Grundsicherung schon für Schüler:innen ab 18 Jahren

Dauerhaft voll erwerbsgeminderte Menschen haben ab dem 18. Lebensjahr einen Rechtsanspruch auf den Bezug von Sozialleistungen wie Grundsicherung und Übernahme der Kosten der Unterkunft durch das Sozialamt, auch wenn sie noch die Schule besuchen. Viele Eltern und Betroffene wissen das nicht und werden über diesen Rechtsanspruch auch nicht systematisch informiert. Nicht selten lehnen Sozialämter beim Erstantrag diese Leistung ab, solange die Betroffenen noch zur Schule gehen oder verweigern sogar die Herausgabe eines Antrags. Sie können jedoch jederzeit formlos Grundsicherung (und ergänzend Hilfe zum Lebensunterhalt) beantragen mit einem eigenen Anschreiben.

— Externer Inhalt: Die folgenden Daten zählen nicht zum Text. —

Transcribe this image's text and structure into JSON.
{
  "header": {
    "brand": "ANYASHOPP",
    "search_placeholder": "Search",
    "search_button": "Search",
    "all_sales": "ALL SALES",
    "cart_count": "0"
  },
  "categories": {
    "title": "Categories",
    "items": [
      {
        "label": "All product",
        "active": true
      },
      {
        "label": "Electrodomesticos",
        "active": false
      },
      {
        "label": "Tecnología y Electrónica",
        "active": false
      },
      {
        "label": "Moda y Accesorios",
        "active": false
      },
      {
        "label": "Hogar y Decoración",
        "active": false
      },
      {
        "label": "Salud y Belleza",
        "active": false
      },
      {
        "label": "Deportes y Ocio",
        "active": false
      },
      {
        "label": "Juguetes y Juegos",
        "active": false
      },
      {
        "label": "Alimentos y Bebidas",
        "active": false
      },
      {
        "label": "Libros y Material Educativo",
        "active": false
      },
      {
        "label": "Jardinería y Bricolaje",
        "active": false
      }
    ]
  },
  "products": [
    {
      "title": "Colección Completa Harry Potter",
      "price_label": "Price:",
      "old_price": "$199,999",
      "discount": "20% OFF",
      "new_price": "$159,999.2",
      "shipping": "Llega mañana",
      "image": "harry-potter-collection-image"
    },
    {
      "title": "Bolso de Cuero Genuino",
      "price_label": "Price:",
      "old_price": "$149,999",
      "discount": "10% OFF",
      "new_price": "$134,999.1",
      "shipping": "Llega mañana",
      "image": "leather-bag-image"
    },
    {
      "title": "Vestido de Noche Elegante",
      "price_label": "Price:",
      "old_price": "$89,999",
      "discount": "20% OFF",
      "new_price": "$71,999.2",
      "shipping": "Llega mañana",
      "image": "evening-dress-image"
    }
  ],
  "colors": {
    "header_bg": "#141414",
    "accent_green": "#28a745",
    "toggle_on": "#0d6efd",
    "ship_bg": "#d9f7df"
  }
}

Menschen mit Behinderung haben nach Vollendung des 18. Lebensjahres einen Anspruch auf Grundsicherung, wenn sie dauerhaft voll erwerbsgemindert sind. Voll erwerbsgemindert sind Menschen, die wegen einer Krankheit oder Behinderung dauerhaft nicht mindestens drei Stunden täglich auf dem allgemeinen Arbeitsmarkt erwerbstätig sein können. Diese Feststellung erfolgt durch die Rentenversicherung und kann nur vom Sozialamt oder Jobcenter in Auftrag gegeben werden, nicht durch den Betroffenen oder seine Angehörigen (§ 45 SGB XII). 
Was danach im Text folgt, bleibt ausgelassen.